Ron Hays of the Radio Oklahoma Network reports on candid comments by Mark Lange, President and CEO of the National Cotton Council of America, on the hurdles in the way of crafting a new farm bill. An excerpt:
“The commodity groups themselves have made it a little difficult on Congress because the commodity groups aren’t giving the Congress a unified voice.
“And I don’t mind telling you, because I speak for cotton – that’s my job – that some grains and oil seeds are trying to take your money. And not just our money, but they’re trying to take the money that’s in the baseline for rice and peanuts and cotton in order to enrich their revenue programs.
“If they think we’re just going to roll over and say ‘Oh, yeah, that’s just fair,’ I don’t think so. So Congress comes to us and says you really need to give us better direction, but I’m sorry, as long as the grains and oil seeds are going to try to steal several hundreds of millions of dollars annually in support from rice, peanuts and cotton to enrich their programs, we’re not going to speak with a single voice. It’s not going to happen.”

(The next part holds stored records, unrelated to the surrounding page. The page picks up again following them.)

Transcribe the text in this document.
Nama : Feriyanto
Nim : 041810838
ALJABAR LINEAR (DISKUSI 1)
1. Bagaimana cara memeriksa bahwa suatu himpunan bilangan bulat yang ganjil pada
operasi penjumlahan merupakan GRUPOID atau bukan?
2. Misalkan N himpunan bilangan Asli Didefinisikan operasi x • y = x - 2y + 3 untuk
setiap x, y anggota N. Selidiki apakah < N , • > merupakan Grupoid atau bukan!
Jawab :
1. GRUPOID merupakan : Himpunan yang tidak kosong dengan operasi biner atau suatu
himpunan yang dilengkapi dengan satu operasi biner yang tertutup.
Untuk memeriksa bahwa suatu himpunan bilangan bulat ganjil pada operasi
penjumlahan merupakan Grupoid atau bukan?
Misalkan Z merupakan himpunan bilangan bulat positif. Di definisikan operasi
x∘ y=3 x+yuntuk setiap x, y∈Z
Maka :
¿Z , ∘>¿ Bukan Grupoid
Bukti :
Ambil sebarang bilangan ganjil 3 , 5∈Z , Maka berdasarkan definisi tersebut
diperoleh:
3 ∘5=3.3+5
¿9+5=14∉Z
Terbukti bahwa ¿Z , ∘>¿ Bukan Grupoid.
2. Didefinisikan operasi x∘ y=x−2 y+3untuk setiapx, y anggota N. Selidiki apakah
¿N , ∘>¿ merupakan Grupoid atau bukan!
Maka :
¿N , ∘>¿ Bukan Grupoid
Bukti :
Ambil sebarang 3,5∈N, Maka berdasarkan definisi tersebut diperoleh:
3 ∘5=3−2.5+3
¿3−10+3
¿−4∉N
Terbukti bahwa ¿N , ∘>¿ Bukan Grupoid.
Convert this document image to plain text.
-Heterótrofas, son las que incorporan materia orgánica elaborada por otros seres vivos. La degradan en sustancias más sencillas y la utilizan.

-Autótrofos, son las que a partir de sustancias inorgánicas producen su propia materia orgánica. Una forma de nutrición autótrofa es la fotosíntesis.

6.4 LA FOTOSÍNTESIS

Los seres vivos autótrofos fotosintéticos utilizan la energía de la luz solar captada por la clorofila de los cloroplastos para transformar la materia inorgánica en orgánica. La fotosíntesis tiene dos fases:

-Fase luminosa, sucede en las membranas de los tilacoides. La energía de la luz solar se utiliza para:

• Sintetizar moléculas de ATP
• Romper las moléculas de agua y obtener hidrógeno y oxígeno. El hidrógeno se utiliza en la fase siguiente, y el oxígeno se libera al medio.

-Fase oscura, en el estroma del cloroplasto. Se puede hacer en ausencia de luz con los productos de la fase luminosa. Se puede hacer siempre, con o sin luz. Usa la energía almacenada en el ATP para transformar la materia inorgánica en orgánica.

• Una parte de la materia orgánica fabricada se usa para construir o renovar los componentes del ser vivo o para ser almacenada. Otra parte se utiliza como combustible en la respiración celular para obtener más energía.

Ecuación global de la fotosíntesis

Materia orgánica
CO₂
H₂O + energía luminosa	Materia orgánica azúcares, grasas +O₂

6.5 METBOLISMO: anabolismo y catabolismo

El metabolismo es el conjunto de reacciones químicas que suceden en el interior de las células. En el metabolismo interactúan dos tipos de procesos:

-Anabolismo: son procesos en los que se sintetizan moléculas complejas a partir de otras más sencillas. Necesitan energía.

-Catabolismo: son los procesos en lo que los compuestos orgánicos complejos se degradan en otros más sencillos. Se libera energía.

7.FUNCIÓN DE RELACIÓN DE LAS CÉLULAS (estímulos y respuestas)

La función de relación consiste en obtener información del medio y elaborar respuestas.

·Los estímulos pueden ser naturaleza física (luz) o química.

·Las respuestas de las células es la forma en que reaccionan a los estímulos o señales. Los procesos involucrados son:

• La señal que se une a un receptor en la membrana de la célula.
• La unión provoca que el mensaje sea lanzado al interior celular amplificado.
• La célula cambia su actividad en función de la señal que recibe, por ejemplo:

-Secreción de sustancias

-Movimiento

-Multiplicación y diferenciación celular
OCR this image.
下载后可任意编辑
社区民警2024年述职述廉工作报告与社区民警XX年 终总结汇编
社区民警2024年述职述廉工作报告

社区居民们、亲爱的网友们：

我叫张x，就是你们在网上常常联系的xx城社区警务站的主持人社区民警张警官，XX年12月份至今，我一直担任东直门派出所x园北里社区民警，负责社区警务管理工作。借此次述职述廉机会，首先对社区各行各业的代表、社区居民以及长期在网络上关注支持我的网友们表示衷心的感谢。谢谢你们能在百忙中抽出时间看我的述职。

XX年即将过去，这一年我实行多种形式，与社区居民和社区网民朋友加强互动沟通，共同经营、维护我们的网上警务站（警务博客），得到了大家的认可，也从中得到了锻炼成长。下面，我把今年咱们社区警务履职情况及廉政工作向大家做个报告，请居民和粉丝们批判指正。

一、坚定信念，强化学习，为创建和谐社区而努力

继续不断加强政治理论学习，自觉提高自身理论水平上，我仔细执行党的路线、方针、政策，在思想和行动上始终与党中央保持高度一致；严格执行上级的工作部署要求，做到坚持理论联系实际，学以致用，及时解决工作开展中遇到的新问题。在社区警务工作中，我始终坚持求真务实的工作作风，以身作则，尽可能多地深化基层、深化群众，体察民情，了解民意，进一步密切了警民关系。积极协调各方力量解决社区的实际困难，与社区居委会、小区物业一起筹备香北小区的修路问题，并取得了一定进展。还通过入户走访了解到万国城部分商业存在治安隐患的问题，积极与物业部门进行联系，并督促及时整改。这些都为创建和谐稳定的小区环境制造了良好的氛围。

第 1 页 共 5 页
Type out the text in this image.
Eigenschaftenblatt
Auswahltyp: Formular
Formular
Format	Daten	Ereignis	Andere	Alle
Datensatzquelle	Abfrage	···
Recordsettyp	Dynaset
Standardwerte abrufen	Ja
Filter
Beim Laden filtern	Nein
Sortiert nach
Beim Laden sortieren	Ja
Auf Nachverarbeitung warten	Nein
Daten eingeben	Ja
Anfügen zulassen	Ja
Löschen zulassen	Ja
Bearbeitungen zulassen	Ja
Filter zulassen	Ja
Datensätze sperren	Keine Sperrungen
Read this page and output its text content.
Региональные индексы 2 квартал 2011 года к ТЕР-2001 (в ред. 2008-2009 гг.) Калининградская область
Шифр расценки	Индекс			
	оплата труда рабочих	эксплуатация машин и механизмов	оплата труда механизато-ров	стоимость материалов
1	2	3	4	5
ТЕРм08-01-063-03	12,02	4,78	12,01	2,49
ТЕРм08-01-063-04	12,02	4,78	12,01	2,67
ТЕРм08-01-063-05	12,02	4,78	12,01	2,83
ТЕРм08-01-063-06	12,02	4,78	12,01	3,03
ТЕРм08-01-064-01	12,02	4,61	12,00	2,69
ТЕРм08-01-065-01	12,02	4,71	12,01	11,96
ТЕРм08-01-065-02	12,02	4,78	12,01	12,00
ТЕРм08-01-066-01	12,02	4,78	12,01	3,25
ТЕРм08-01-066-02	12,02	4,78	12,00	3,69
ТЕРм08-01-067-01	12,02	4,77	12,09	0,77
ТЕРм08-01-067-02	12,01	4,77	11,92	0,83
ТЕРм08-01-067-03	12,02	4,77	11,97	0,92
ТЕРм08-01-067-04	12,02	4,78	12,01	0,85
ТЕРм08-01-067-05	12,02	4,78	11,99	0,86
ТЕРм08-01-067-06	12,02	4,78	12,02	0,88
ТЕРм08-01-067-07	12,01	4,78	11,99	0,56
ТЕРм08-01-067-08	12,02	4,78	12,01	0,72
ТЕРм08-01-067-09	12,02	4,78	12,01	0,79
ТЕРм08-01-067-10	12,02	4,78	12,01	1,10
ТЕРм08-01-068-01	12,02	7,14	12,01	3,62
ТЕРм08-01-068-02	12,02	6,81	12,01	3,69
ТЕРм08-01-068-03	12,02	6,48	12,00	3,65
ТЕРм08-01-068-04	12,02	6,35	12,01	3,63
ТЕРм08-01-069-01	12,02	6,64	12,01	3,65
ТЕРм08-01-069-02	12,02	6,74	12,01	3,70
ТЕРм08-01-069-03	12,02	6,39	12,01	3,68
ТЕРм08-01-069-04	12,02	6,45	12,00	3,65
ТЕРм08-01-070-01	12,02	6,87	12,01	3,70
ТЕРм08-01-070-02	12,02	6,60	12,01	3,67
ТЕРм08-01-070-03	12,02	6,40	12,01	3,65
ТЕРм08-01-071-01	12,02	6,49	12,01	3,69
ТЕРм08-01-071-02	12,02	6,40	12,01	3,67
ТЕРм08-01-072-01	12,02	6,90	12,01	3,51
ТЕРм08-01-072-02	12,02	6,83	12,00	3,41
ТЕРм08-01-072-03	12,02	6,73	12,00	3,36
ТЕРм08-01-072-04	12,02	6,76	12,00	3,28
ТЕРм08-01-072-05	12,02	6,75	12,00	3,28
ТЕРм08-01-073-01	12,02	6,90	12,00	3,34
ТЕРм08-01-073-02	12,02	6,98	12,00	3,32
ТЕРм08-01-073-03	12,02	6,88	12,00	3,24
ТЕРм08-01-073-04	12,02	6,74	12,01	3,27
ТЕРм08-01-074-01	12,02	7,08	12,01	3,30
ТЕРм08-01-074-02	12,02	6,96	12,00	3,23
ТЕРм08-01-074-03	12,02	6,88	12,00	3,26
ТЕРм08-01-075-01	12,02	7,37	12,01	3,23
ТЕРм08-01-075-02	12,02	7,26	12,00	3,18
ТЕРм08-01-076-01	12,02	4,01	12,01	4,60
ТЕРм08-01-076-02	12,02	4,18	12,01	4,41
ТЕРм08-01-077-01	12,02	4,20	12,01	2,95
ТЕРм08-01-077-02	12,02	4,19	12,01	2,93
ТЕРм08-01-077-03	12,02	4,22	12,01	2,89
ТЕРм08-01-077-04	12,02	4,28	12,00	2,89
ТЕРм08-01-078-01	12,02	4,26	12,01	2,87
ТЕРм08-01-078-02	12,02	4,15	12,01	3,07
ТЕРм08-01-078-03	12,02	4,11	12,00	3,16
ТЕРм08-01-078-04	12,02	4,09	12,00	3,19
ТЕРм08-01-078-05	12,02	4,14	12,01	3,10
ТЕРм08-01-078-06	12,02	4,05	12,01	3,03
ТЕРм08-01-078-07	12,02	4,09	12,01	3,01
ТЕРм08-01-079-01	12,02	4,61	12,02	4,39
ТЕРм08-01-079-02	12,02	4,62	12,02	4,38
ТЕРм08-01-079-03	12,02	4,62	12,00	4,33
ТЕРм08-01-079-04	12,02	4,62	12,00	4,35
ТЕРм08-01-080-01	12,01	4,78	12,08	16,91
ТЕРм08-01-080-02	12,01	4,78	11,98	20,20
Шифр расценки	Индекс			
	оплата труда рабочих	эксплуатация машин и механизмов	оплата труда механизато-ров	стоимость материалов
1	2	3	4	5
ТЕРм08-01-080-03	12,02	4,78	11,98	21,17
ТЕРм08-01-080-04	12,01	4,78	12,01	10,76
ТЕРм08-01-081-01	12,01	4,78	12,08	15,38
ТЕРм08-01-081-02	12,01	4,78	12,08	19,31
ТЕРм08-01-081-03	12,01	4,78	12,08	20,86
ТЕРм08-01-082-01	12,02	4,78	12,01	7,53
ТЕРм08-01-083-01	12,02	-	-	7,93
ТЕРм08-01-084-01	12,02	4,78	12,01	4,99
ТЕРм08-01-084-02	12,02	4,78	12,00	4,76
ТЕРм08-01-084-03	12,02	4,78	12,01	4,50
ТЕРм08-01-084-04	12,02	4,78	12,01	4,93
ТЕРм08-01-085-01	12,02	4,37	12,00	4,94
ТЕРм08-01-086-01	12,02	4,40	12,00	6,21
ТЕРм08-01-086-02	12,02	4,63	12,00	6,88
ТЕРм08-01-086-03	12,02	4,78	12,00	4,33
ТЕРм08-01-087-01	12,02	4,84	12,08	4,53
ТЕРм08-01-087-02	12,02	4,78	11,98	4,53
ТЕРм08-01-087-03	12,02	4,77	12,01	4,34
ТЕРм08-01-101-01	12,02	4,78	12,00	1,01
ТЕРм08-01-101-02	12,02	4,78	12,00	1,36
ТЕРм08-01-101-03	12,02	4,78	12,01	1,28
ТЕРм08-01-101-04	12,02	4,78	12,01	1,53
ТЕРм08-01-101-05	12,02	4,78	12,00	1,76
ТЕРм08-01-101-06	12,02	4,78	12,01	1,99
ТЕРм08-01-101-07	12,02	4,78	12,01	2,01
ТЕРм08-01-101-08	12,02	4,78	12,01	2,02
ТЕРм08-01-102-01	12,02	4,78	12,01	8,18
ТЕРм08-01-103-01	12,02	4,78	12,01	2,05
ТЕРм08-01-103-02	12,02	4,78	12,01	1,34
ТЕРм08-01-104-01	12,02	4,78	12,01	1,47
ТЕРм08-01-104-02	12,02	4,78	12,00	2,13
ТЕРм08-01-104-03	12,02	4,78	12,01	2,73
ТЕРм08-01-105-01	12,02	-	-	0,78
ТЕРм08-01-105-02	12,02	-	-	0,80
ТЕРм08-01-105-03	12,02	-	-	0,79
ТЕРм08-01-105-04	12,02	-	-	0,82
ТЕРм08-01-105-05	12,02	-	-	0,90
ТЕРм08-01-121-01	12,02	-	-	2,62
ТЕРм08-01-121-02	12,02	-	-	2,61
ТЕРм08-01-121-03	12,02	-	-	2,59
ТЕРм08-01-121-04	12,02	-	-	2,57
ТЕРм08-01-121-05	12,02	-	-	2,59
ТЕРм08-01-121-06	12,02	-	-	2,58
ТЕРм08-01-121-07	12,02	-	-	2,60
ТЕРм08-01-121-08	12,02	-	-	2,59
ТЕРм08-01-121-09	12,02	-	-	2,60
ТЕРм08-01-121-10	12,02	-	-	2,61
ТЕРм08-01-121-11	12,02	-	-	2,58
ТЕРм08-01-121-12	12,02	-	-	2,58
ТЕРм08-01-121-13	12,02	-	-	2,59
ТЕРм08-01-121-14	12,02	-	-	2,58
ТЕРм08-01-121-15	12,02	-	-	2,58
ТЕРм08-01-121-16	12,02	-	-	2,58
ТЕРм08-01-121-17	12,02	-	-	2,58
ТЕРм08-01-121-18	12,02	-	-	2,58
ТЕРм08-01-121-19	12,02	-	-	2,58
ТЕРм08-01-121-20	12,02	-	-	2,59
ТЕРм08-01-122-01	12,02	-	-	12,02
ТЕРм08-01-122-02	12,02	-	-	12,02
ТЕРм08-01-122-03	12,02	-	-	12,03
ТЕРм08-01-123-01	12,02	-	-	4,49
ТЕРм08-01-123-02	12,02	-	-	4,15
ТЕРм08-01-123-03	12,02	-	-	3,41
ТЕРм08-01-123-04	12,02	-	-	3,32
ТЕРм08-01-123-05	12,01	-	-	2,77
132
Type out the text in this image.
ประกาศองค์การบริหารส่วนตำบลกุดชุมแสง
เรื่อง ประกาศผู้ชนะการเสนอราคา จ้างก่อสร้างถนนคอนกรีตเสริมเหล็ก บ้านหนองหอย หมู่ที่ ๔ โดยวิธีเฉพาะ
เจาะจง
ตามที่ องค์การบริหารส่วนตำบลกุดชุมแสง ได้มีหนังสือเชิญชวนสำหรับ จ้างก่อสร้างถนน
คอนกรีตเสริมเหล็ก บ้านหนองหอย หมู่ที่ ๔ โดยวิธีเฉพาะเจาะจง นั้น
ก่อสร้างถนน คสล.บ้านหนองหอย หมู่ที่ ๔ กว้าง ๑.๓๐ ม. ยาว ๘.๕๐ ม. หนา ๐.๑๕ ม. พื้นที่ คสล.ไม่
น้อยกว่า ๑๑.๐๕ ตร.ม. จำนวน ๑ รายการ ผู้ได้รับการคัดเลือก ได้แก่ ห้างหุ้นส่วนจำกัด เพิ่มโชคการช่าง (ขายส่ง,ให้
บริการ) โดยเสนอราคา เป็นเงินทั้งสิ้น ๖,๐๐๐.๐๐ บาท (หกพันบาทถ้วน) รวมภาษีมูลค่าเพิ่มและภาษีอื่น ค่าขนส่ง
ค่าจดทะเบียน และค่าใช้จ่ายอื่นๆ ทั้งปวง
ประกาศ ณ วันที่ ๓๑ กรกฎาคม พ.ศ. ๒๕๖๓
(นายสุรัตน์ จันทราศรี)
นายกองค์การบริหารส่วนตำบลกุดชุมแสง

It appears that the biggest obstacles to writing the commodity title of the farm bill are the snouts of the various farm group lobbyists crowding at the shrinking government trough. Cotton is one of the five favored commodity crops subsidized under the federal farm bill, which has paid out over $250 billion in subsidies since 1995.
However, what Mr. Lange calls “our money” really is the money of all Americans who pay taxes. To date, taxpayers have subsidized Mr. Lange’s farmers to the tune of $32 billion, and when asked, they overwhelmingly want a drastically different farm bill than the status quo legislation Mr. Lange is huffing over.
- The Cedar Rapids, Iowa Gazette reports: “As long as Iowa farmers lead the nation in corn production, they will be among the leading contributors of nitrogen fertilizer to the dead zone in the Gulf of Mexico.”
- Salon’s David Sirota writes: “From factory farms to home foreclosures, state governments are helping hide corporate wrongdoing.”
- DTN’s Todd Neeley covers a National Wildlife Federation report that calls for the federal government to make biomass feedstock producers liable for damages caused by invasions of feedstock varieties they develop, and for the costs of remediation.
- New York Congressman Bill Owens doesn’t think a farm bill will happen in 2012.